Gridsmart speaks with Adjunct Associate Professor Cordell Schachter, CTO of NYC DOT, in a new podcast.
Handling both technology and telecom as CTO of New York City DOT, Cordell Schachter has seen it all. In an effort to make travel safer for all NYC travelers, no matter their chosen mode of transportation, Cordell has helped initiate and manage efforts across the transportation board and talks with us about congestion pricing, 5G deployment, connected vehicle pilot projects and other ideas to help move the biggest city in the US.
Regina: (00:05) From GRIDSMART Technologies, I’m Regina Hopper. Welcome to POLICYSMART.
Regina: (00:18) Well hello everybody and welcome to this edition of POLICYSMART. And we are here at the ITS America, Washington DC show. And I say this on many occasions about how excited I am to have a guest, but this is, this tops it all because this is Cordell Schachter. Cordell is New York City Guru on all things IT, transportation, Internet, data, privacy, you name it. And he really seriously has been my muse for, I don’t know, four or five years now. So welcome, Cordell.
Cordell: (00:54) Well, thank you. And there’s lots of other people in New York City who know IT and transportation. So I appreciate the comp.
Regina: (01:00) Well no, but, but you do. So I want you because I really don’t do well in describing everything that you do, so please tell us what you’re doing in New York City.

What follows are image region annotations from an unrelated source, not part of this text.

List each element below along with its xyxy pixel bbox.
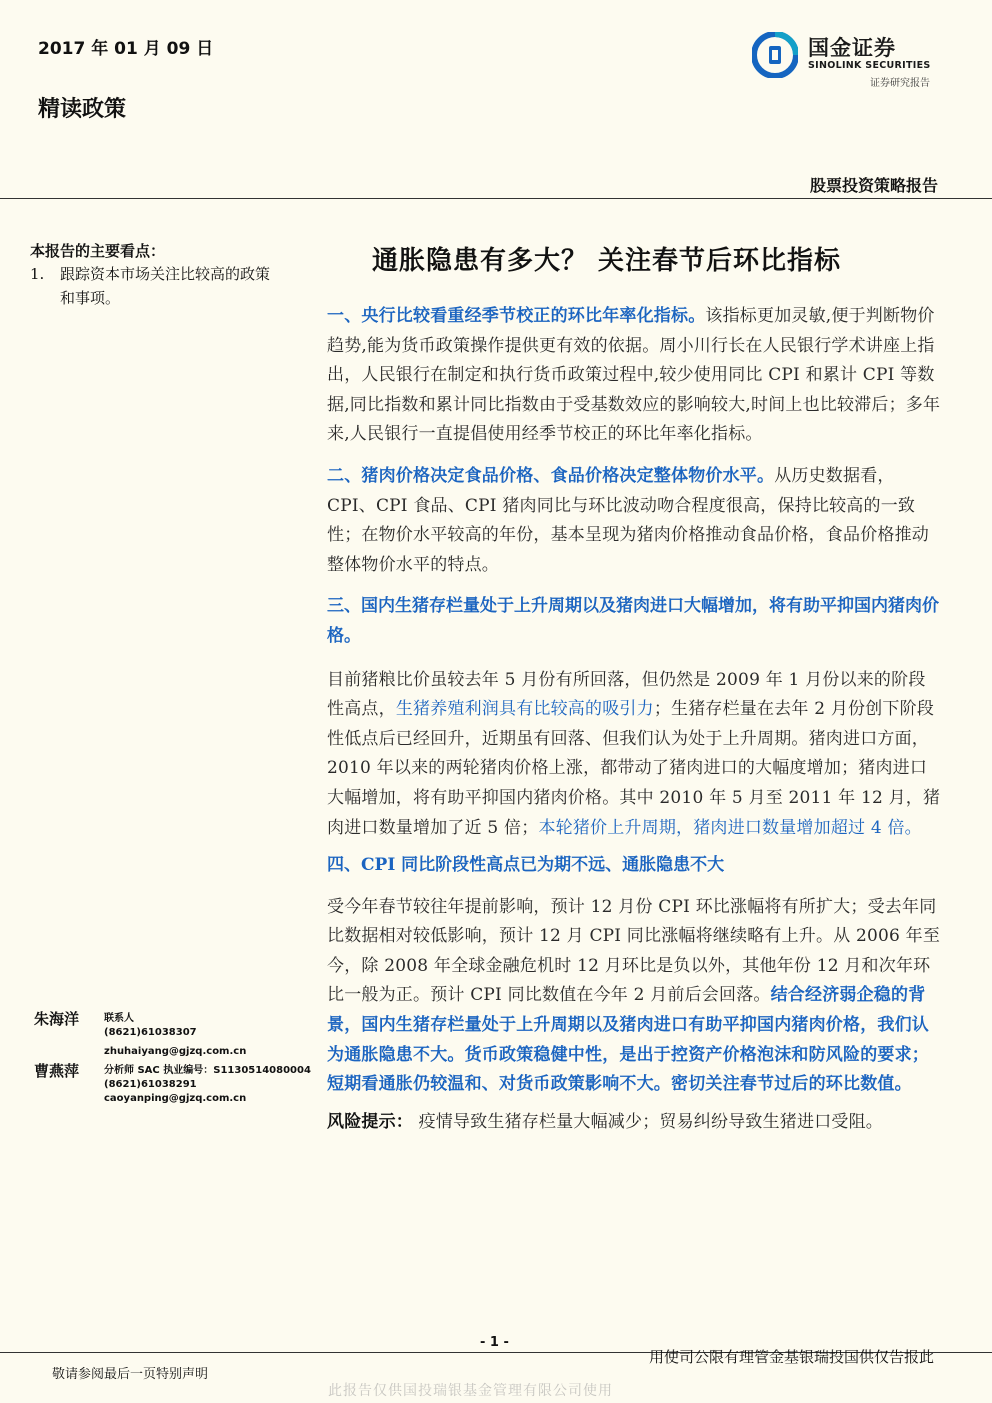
sinolink-logo-icon <box>752 32 798 78</box>
risk-label: 风险提示： <box>327 1111 413 1132</box>
section-4 <box>327 893 941 1100</box>
section-1 <box>327 302 941 450</box>
section-4-heading: 四、CPI 同比阶段性高点已为期不远、通胀隐患不大 <box>327 855 725 876</box>
watermark: 此报告仅供国投瑞银基金管理有限公司使用 <box>328 1383 613 1399</box>
analyst-phone: (8621)61038291 <box>104 1079 197 1090</box>
section-4-highlight: 结合经济弱企稳的背景，国内生猪存栏量处于上升周期以及猪肉进口有助平抑国内猪肉价格，我们认为通胀隐患不大。货币政策稳健中性，是出于控资产价格泡沫和防风险的要求；短期看通胀仍较温和、对货币政策影响不大。密切关注春节过后的环比数值。 <box>327 985 929 1095</box>
sidebar-heading: 本报告的主要看点： <box>30 242 166 260</box>
footer-notice: 用使司公限有理管金基银瑞投国供仅告报此 <box>648 1348 934 1366</box>
section-3-text: 目前猪粮比价虽较去年 5 月份有所回落，但仍然是 2009 年 1 月份以来的阶段性高点， <box>327 669 926 720</box>
company-logo <box>752 30 952 90</box>
section-1-text: 该指标更加灵敏,便于判断物价趋势,能为货币政策操作提供更有效的依据。周小川行长在人民银行学术讲座上指出，人民银行在制定和执行货币政策过程中,较少使用同比 CPI 和累计 CPI 等数据,同比指数和累计同比指数由于受基数效应的影响较大,时间上也比较滞后；多年来,人民银行一直提倡使用经季节校正的环比年率化指标。 <box>327 306 941 445</box>
analyst-email[interactable]: caoyanping@gjzq.com.cn <box>104 1093 247 1104</box>
section-title: 精读政策 <box>38 96 127 122</box>
key-point-number: 1. <box>30 265 45 283</box>
report-title: 通胀隐患有多大？ 关注春节后环比指标 <box>372 246 842 276</box>
section-2-text: 从历史数据看，CPI、CPI 食品、CPI 猪肉同比与环比波动吻合程度很高，保持比较高的一致性；在物价水平较高的年份，基本呈现为猪肉价格推动食品价格，食品价格推动整体物价水平的特点。 <box>327 465 929 575</box>
analyst-name: 朱海洋 <box>34 1010 80 1028</box>
section-3-highlight: 本轮猪价上升周期，猪肉进口数量增加超过 4 倍。 <box>538 817 922 838</box>
logo-subtitle: 证券研究报告 <box>870 78 930 89</box>
logo-name-en: SINOLINK SECURITIES <box>808 60 931 71</box>
sidebar-key-point <box>30 262 275 310</box>
risk-text: 疫情导致生猪存栏量大幅减少；贸易纠纷导致生猪进口受阻。 <box>413 1111 884 1132</box>
logo-name-cn: 国金证券 <box>808 36 896 60</box>
section-4-text: 受今年春节较往年提前影响，预计 12 月份 CPI 环比涨幅将有所扩大；受去年同比数据相对较低影响，预计 12 月 CPI 同比涨幅将继续略有上升。从 2006 年至今，除 2008 年全球金融危机时 12 月环比是负以外，其他年份 12 月和次年环比一般为正。预计 CPI 同比数值在今年 2 月前后会回落。 <box>327 896 941 1006</box>
section-3-heading: 三、国内生猪存栏量处于上升周期以及猪肉进口大幅增加，将有助平抑国内猪肉价格。 <box>327 596 939 646</box>
analyst-role: 联系人 <box>104 1013 134 1024</box>
report-body <box>327 302 941 1137</box>
analyst-phone: (8621)61038307 <box>104 1027 197 1038</box>
section-2-heading: 二、猪肉价格决定食品价格、食品价格决定整体物价水平。 <box>327 465 775 486</box>
section-3 <box>327 666 941 844</box>
risk-warning <box>327 1108 941 1138</box>
analyst-email[interactable]: zhuhaiyang@gjzq.com.cn <box>104 1046 247 1057</box>
section-3-highlight: 生猪养殖利润具有比较高的吸引力 <box>395 699 654 720</box>
footer-disclaimer: 敬请参阅最后一页特别声明 <box>52 1367 209 1382</box>
page-number: - 1 - <box>480 1335 509 1350</box>
section-3-text: ；生猪存栏量在去年 2 月份创下阶段性低点后已经回升，近期虽有回落、但我们认为处于上升周期。猪肉进口方面，2010 年以来的两轮猪肉价格上涨，都带动了猪肉进口的大幅度增加；猪肉进口大幅增加，将有助平抑国内猪肉价格。其中 2010 年 5 月至 2011 年 12 月，猪肉进口数量增加了近 5 倍； <box>327 699 941 838</box>
analyst-role: 分析师 SAC 执业编号：S1130514080004 <box>104 1065 311 1076</box>
analyst-name: 曹燕萍 <box>34 1062 80 1080</box>
section-1-heading: 一、央行比较看重经季节校正的环比年率化指标。 <box>327 306 706 326</box>
report-type: 股票投资策略报告 <box>809 176 938 195</box>
report-date: 2017 年 01 月 09 日 <box>38 39 214 59</box>
header-divider <box>0 198 992 199</box>
section-2 <box>327 462 941 580</box>
key-point-text: 跟踪资本市场关注比较高的政策和事项。 <box>60 265 271 307</box>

Cordell: (01:09) So for New York City’s Department of Transportation, I’m their Chief Technology Officer and CIO. So it encompasses both what people know of the traditional IT role, administrative it where you get in trouble, not necessarily get complimented. It’s like you deliver the email correctly. No one says, great job today, Cordell, right? But if email doesn’t work for five minutes, then you get tons of phone calls. Right? But in exchange for having that responsibility, I also get to work with a great bunch of people throughout the agency who look for us to innovate DOTs and transportation, especially intelligent transportation in New York City, which is both a tremendous challenge but also a tremendously rewarding. And for example, the cities had for the last 10 or 12 years, it’s own private cellular network. And in that network, the most important use has been the networking of all of our traffic signals and now we’re changing that network to a totally different model using a commercial carrier but also upgrading the equipment for more functionality, including Wifi, Bluetooth for better traffic monitoring, um, and also greater cybersecurity, which everybody needs in this day and age, so having that project on our plate, we’re just finishing the contracting for that issued our LOI last week and we’ll be implementing that over the next 14 months. That’s an example of the kinds of things that we get to do.
Regina: (02:51) So you really are at the intersection of telecommunications and transportation and where those things come together. And out of that comes a whole lot of issues of privacy, data, utilization of data, acquisition of data, the entire setup of a new network, um, as things come in the city. So there are so much going on in New York City. So let’s get into it. First, one of the things that you said you really wanted to talk about was what was happening with regard to NACTO, which is the National Association of City Transportation Officials association’s new, sort of, guidelines or rules around data and privacy. And you, you mentioned to me on a New York Times piece this week on privacy. So tell us a little bit about why this is important to you, why this is important to the city of New York.
Cordell: (03:38) So first the NACTO statement called Managing Mobility Data and your listeners, if they Google that, they’ll come up with a white paper of sorts coauthored by NACTO and also a national group of trial lawyers association. Is NLAW or something?
Regina: (03:58) I think it’s the International Municipal Lawyers Association.
Cordell: (04:02) There you go.
Regina: (04:02) Right. So lawyers.
Cordell: (04:04) Yeah. And what’s great about that statement, it’s one of the first things that I’ve seen that balances responsibility between the public and the private sector for the protection of our data, our personal security and says that the transportation sector is going to be a leader in requiring that all of us, public and private sector, get from our customers genuine opt-in when they surrender private information. And that private information is only held as long as it’s actually useful for that service that you opted into. So I’ll give you two examples. One is, you take a um, a for-hire vehicle and you use your phone to order that vehicle and you tell them where you’re starting out and where you’re ending up or left.